Zielsetzung und Forschungsbedarf
In den drei Fraunhofer-Instituten der beteiligten Autoren existieren bereits umfangreiche Vorarbeiten, z.B. zur dynamischen Komposition verschiedener Matcher, zur Modellierung von Wertschöpfungsnetzwerken und zum Aufbau und Betrieb von Unternehmensnetzwerken. Dennoch besteht weiterhin ein großer Forschungsbedarf bzgl. eines automatischen Matchings, welches auf der Basis von flexiblen Eingangsgrößen potentielle Partner im Internet identifiziert. Ein solches automatisches Matching würde daher einen wesentlichen Beitrag für die Resilienz der Produktionsstandorte liefern. Die Zielsetzung im vorliegenden Kontext ist somit das automatische Matching von passenden Angeboten von potentiellen Anbietern zu Bedarfen eines Nachfragers in Produktionsnetzwerken. Zu diesem Zweck müssen sowohl die Angebote als auch die Bedarfe entsprechend ihrer jeweiligen Inhalte sowie zwecks einer automatischen Verarbeitung möglichst formal beschrieben werden, und die jeweiligen Matcher funktionieren je nach den abzugleichenden Beschreibungen sehr unterschiedlich.

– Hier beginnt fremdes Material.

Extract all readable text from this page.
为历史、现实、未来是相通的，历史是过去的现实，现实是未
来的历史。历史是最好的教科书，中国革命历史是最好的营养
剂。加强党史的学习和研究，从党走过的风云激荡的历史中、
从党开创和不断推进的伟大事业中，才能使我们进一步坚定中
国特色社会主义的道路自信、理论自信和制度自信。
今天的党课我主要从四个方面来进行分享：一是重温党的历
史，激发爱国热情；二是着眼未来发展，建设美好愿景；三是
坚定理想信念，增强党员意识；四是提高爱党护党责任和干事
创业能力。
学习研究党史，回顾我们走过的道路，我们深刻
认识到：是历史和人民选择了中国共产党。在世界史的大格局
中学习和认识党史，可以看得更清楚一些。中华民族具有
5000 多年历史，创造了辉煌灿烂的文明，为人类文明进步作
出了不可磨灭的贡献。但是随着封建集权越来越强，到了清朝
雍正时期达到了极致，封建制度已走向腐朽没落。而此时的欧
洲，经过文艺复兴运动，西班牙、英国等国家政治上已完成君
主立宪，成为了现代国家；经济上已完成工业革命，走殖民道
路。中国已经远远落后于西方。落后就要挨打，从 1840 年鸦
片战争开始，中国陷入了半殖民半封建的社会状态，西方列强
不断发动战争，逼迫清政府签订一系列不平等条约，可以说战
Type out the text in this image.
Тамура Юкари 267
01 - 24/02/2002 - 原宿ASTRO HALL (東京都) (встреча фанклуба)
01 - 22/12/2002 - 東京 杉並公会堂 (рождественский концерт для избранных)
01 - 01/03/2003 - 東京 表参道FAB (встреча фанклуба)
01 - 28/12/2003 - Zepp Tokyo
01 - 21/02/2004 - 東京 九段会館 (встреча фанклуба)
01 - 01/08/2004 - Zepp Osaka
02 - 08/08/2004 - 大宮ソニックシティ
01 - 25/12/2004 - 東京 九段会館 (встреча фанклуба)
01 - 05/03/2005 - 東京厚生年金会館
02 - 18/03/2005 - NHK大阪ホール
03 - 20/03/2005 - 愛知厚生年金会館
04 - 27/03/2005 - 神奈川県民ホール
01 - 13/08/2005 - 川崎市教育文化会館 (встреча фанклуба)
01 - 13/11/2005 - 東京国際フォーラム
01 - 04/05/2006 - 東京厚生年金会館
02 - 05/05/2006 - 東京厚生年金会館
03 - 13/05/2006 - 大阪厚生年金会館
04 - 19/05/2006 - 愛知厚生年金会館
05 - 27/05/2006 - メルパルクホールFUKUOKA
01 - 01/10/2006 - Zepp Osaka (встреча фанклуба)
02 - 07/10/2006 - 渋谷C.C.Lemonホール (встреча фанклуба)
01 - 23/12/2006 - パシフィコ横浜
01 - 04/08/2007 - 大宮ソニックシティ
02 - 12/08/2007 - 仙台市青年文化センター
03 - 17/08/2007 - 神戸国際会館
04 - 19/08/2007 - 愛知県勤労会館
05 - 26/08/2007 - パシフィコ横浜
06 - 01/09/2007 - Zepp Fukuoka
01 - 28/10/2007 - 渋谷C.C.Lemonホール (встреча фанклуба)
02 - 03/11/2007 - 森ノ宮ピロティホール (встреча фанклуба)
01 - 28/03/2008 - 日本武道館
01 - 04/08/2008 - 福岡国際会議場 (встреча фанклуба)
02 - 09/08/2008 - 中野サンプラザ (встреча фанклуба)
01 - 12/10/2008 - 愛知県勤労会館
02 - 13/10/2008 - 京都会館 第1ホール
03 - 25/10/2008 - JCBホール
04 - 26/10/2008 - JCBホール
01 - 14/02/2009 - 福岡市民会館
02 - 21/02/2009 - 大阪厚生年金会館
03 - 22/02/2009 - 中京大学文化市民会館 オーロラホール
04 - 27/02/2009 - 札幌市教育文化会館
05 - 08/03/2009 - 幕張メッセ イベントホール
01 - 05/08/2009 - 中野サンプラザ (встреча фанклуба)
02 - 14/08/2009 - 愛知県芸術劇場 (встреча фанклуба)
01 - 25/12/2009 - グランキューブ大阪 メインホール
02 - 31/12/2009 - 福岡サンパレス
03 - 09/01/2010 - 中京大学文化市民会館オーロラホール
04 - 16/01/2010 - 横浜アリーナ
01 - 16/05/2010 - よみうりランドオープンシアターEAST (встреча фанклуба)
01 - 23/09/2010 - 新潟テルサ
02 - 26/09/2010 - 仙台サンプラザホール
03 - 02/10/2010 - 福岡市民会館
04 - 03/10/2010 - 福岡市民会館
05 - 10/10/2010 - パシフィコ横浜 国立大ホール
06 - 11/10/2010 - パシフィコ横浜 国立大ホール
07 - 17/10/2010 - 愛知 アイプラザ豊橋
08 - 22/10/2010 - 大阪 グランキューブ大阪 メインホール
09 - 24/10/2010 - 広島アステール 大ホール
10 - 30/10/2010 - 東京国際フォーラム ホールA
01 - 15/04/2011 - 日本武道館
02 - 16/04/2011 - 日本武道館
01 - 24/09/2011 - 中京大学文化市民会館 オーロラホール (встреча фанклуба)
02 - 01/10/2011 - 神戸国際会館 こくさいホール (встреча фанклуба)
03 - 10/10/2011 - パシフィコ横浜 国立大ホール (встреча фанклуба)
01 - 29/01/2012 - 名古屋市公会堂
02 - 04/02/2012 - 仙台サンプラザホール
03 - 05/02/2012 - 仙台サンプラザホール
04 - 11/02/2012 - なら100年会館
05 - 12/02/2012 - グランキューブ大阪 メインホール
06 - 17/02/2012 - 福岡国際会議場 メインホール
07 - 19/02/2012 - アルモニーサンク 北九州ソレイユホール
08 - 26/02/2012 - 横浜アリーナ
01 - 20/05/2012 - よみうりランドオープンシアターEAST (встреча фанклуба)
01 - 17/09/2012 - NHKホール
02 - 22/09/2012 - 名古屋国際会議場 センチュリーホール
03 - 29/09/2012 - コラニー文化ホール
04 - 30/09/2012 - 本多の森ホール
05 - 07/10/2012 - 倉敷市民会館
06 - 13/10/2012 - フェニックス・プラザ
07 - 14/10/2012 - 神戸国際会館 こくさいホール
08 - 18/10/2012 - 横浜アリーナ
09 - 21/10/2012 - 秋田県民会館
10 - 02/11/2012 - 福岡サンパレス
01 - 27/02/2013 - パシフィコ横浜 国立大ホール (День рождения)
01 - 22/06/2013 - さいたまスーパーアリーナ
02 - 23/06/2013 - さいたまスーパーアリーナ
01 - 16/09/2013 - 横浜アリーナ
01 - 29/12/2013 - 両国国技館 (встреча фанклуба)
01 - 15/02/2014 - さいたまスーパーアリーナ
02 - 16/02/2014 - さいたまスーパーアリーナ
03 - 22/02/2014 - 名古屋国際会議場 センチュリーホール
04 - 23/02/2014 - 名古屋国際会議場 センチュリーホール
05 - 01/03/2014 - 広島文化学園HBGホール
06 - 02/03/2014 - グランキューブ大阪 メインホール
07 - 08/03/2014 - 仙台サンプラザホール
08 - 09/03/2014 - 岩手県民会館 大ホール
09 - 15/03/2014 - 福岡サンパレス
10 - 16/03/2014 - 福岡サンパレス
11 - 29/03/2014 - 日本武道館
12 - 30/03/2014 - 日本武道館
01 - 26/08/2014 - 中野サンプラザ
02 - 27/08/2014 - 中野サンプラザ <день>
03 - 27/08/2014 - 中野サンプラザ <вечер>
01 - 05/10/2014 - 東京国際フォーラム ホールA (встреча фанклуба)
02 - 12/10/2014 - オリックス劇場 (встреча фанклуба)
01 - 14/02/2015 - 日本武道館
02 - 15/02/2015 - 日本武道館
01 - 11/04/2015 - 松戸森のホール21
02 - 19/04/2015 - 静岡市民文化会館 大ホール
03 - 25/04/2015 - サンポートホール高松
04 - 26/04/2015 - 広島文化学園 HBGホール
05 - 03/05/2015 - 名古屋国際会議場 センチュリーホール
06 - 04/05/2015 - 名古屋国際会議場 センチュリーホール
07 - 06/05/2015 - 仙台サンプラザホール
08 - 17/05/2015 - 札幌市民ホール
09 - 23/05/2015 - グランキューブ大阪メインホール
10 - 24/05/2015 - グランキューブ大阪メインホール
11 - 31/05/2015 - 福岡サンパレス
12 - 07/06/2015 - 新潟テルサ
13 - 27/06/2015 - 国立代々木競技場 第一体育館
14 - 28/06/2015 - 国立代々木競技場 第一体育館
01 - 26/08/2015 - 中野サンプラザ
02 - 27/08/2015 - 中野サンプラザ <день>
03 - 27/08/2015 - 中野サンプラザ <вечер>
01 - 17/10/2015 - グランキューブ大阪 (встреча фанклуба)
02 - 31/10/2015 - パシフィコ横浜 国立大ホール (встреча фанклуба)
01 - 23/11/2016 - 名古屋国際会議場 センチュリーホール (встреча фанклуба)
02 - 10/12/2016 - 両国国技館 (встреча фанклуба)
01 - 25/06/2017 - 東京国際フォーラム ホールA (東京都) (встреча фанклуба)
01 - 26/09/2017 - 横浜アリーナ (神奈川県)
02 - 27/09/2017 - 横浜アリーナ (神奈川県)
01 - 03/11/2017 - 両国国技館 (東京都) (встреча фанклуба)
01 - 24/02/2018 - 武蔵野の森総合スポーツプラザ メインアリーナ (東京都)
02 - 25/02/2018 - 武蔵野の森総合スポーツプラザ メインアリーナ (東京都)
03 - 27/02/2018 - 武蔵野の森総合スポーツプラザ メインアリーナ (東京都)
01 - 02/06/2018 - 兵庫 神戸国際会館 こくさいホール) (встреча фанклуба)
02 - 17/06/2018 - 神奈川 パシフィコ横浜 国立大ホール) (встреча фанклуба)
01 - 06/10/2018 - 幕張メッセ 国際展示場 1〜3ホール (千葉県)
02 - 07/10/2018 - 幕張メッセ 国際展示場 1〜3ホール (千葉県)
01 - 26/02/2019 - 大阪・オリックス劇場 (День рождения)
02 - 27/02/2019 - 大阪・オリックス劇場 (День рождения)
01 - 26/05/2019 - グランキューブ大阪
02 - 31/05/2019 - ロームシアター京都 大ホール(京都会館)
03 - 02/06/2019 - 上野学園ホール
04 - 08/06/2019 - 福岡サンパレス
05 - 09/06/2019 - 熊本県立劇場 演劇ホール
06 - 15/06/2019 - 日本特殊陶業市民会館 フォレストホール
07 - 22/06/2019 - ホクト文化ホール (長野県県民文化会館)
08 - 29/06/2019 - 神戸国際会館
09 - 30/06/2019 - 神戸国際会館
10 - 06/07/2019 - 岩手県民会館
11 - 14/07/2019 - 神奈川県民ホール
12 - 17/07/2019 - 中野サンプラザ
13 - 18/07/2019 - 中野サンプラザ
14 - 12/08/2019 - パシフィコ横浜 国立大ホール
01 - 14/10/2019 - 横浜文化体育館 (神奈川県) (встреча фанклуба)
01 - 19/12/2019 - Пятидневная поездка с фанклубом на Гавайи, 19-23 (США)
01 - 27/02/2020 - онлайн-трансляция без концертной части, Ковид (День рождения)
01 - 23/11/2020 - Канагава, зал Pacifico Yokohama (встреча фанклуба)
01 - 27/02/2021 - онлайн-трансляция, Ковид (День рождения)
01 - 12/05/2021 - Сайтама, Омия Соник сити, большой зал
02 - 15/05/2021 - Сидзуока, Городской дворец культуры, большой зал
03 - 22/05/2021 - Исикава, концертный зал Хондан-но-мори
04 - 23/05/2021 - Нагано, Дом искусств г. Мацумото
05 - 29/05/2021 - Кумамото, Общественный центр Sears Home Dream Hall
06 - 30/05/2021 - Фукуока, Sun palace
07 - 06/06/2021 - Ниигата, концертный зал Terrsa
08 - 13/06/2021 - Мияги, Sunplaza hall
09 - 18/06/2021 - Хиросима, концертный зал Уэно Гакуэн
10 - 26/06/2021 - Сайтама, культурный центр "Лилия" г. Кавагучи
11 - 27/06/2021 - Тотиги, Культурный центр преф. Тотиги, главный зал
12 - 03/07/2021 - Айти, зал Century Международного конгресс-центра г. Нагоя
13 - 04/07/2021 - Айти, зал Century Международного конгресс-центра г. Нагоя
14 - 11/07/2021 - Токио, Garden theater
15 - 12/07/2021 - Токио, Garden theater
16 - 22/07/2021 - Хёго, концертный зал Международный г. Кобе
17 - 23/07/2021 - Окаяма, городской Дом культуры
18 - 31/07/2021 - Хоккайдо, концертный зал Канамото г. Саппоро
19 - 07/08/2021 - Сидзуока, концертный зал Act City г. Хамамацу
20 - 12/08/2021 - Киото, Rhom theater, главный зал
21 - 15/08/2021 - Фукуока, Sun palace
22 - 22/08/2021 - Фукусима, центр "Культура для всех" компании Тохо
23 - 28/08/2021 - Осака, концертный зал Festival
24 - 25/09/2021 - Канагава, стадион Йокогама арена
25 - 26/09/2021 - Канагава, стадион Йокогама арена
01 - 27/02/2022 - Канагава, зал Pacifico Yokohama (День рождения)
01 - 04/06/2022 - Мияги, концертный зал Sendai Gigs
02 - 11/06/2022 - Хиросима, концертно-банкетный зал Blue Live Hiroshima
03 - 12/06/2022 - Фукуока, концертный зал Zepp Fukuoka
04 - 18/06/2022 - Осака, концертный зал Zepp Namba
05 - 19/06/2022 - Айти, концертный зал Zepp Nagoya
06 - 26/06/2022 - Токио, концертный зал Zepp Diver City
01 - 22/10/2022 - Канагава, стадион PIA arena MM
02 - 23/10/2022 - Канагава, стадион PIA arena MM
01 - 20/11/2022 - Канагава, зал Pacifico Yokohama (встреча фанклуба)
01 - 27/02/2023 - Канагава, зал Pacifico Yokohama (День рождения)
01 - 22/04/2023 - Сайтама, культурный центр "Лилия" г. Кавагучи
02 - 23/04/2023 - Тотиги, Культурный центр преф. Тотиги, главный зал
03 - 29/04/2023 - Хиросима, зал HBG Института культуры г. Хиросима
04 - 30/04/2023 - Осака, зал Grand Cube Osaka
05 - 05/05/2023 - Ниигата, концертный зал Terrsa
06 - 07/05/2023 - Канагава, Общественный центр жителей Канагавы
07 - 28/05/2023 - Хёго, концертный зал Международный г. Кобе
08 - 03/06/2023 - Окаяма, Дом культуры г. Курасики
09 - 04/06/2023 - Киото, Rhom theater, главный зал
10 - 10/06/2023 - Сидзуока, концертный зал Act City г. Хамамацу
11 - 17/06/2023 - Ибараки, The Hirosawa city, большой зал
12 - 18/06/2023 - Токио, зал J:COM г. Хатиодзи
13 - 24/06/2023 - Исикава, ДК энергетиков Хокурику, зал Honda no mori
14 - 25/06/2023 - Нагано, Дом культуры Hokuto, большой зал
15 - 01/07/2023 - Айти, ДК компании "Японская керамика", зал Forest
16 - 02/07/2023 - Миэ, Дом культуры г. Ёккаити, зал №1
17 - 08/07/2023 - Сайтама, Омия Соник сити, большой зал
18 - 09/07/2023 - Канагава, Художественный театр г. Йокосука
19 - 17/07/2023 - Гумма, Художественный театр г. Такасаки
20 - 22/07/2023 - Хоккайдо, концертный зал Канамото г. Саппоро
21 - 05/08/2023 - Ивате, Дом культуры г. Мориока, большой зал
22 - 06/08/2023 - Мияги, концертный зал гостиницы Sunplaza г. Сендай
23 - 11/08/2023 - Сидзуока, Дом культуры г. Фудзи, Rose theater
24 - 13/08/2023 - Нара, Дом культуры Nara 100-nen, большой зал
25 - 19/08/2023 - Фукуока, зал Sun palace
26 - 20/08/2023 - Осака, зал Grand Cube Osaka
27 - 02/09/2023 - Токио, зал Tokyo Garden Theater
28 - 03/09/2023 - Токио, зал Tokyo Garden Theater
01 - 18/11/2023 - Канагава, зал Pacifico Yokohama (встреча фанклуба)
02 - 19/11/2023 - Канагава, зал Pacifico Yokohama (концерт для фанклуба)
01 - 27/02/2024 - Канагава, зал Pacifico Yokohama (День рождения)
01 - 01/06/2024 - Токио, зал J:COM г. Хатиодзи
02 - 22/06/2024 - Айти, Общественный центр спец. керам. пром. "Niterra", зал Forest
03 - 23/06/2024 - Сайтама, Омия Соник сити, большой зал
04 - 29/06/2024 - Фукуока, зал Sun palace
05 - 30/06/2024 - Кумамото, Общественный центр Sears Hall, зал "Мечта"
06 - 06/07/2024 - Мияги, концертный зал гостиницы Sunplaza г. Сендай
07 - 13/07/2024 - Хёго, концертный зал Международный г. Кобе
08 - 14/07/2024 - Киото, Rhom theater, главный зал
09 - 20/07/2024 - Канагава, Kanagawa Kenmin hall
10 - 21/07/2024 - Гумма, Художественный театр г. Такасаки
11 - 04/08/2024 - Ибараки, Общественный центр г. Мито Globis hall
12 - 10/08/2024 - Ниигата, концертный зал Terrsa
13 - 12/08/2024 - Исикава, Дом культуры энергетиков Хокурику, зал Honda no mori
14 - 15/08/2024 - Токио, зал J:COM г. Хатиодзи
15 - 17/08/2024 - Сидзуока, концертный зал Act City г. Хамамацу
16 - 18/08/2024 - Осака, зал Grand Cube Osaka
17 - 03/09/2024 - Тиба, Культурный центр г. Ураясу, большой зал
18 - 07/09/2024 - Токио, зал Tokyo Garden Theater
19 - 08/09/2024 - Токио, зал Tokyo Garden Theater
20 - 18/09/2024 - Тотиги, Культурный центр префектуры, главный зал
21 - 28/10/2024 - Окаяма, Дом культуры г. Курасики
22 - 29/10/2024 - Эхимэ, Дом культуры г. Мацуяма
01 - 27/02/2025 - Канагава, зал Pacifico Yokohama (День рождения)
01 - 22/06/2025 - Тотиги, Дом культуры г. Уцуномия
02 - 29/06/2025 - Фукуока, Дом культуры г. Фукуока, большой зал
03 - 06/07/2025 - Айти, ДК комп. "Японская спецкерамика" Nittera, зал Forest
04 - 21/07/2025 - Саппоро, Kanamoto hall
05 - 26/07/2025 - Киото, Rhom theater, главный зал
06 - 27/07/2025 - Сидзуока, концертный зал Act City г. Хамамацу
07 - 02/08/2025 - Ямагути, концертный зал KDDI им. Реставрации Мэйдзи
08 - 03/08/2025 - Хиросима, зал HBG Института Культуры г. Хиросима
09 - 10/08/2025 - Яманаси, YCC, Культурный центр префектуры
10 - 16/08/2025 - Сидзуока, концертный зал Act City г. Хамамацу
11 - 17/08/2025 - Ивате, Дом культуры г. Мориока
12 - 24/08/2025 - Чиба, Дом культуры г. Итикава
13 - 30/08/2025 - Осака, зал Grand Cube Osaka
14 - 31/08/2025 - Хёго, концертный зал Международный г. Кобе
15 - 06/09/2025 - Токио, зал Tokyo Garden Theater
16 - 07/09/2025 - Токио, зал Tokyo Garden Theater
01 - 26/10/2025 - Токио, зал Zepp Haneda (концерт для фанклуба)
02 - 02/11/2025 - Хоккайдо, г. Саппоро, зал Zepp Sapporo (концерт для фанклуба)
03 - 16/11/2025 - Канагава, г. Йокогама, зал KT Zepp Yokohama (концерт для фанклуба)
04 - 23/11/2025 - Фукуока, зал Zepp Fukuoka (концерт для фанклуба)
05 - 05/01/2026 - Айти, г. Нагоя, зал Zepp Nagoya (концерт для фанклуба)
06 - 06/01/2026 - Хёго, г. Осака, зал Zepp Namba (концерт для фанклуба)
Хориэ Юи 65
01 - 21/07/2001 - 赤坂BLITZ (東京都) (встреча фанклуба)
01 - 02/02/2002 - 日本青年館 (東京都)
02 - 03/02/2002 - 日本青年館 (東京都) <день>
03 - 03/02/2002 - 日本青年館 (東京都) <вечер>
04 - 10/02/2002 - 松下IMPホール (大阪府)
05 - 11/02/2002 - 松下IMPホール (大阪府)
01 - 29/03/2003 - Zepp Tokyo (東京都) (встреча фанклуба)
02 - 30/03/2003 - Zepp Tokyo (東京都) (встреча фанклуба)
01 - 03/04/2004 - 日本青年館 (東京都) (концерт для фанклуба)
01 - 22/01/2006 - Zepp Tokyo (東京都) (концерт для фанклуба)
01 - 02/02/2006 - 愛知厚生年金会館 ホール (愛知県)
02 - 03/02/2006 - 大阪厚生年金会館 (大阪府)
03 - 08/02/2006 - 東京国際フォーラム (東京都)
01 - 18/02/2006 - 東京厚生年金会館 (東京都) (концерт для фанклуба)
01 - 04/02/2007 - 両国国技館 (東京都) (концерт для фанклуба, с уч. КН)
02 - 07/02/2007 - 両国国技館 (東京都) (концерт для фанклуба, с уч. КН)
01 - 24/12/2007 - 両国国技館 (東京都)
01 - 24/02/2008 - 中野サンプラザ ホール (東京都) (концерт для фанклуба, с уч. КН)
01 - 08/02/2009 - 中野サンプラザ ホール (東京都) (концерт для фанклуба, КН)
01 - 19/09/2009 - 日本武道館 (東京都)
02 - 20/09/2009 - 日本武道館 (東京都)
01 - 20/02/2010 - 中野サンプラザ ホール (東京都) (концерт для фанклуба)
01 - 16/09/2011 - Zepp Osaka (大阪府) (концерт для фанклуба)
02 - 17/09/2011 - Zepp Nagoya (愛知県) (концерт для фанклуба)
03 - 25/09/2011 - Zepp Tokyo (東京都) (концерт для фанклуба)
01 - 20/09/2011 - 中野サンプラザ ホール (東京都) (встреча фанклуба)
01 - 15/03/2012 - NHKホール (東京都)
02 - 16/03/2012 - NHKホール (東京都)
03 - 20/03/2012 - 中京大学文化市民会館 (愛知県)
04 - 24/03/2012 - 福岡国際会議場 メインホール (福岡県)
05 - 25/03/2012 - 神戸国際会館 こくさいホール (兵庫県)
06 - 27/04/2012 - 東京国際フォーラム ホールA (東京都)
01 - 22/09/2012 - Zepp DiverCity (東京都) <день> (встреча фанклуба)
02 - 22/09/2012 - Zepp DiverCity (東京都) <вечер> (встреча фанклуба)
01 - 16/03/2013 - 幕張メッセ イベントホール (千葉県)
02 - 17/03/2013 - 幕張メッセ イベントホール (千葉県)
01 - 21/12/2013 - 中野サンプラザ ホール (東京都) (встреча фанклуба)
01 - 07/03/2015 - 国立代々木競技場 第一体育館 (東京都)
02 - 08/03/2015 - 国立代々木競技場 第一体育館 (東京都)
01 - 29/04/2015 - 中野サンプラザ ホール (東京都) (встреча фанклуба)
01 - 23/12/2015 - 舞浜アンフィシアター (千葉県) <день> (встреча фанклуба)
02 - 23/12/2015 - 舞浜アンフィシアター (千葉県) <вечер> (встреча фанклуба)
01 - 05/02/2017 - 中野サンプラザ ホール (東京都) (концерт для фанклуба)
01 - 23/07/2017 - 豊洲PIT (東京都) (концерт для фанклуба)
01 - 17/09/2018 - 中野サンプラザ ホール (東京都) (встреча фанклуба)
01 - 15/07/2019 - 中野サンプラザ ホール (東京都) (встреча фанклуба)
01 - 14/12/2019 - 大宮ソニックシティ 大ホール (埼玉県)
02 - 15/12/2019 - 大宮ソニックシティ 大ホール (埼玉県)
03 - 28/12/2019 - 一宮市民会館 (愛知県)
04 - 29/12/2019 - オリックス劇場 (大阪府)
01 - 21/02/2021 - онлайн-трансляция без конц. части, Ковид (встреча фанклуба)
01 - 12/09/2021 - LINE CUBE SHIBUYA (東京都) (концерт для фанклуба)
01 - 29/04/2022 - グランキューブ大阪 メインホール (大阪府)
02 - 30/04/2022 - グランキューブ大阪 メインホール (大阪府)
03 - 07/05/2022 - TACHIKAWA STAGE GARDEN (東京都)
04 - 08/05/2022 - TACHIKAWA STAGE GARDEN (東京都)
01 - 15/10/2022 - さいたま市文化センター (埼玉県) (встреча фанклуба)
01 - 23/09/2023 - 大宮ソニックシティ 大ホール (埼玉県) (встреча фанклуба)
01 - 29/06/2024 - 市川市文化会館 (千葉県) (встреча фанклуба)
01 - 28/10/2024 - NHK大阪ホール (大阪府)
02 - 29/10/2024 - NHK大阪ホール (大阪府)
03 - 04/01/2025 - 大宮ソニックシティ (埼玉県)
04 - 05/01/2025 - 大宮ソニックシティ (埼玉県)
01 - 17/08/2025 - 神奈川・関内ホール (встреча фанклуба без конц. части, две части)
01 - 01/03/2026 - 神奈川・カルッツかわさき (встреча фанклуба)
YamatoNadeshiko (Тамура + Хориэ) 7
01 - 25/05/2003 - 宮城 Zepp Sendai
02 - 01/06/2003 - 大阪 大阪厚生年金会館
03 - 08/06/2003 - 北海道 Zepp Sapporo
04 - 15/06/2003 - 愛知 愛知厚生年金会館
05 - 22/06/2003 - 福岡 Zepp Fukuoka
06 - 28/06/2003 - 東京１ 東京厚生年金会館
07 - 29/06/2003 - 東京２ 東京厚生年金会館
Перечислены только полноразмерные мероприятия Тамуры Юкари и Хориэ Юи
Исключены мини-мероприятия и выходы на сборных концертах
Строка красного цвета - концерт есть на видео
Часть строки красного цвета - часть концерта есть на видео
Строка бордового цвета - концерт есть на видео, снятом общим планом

So haben wir initial Matcher aus drei Kategorien identifiziert, in denen jeweils verschiedenste Algorithmen einzusetzen sind. Dies verdeutlichen wir nachfolgend exemplarisch anhand einer beispielhaften Anfrage bestehend aus verschiedenen Aspekten für ein Produktionsteil des Produktes „Bambusfahrrad“, wobei die Anfragen und Angebote für alle Produktionsteile des Produktes dementsprechend weitaus mehr Aspekte berühren. Informell stellen wir uns einen Nachfrager im Sinne eines produzierenden Unternehmens vor, das mögliche Lieferanten für Bambusrohre mit folgenden Spezifikationen sucht:
Produkteigenschaften:
- Rohreigenschaft [10..12] cm: Durchmesser
- Bambuseigenschaft Durchfeuchtung: ≤10%
Fertigungsbezogen:
- Fertigungsverfahren: Laminieren, Kleben, Wasserstrahlschneiden, Sägen, Schleifen, Lackieren
- Fertigungsqualität: zugesichert erreichbare IT-Qualitäten
- Fertigungsmenge: realisierbare Stückzahlbereiche
Unternehmensportfolio:
- Bezugsland des Rohmaterials Bambus: Ghana
- Versandort des gefertigten Bauteils: ≤50km von eigener Produktionsstätte entfernt
Für das Matching von Angeboten zu jeder dieser inhaltlich sehr unterschiedlichen Anfragenaspekte muss jeweils ein spezifischer Matcher-Algorithmus eingesetzt werden. Die einzelnen Matcher sind zwar von ihrer jeweiligen Komplexität her überschaubar, die Herausforderung liegt allerdings in der Menge der zu implementierenden Matcher sowie insbesondere in ihrer dynamischen Komposition und der Aggregation ihrer jeweiligen Ergebnisse.
Neben diesen Herausforderungen bzgl. des eigentlichen Matchings, sehen wir des Weiteren den Bedarf an der Nutzung dezentraler Datenhaltung mit einem klaren Konzept zum Data-Ownership, wozu auch die Verantwortung bzgl. der bereitgestellten Daten gehört. Ein in allen Projekten wiederkehrende Herausforderung ist die vertrauliche Nutzung der Daten. Hier sehen wir einen „neutralen Broker“, der auf die dezentral bereitgestellten Daten zugreifen kann – ohne diese nach außen transparent zu machen. Damit ist insbesondere die Sicherheit der Kommunikation aber auch der Datenverarbeitung zu gewährleisten. Dabei muss insbesondere die Unterschiedlichkeit der Daten in ihrer Formalisierung berücksichtigt werden. Entscheidend ist auch die Entwicklung von generischen, anpassbaren Matchern, die gezielt neue Faktoren bei der Durchführung des Matchings berücksichtigen und flexible kombiniert werden können.
Ausblick
Für die optimale und einfache Gestaltung von resilienten Wertschöpfungsnetzwerken wurde von den beteiligten Autoren im Fraunhofer-Innovationsprojekt RESYST eine Roadmap zur systematischen Herangehensweise bei der Adressierung des hier skizzierten Forschungsbedarfs erarbeitet. Diese Roadmap schlägt unter anderem als Resultate eine Taxonomie und Use-Cases für verschiedene Matchingverfahren, ein Matching-Framework zur Integration und dynamischen Komposition verschiedener Matchingalgorithmen sowie Ansätze zur Auswertung von informell beschriebenen Anfragen und Angeboten vor und plant diese Ergebnisse in einem geeigneten Zeithorizont.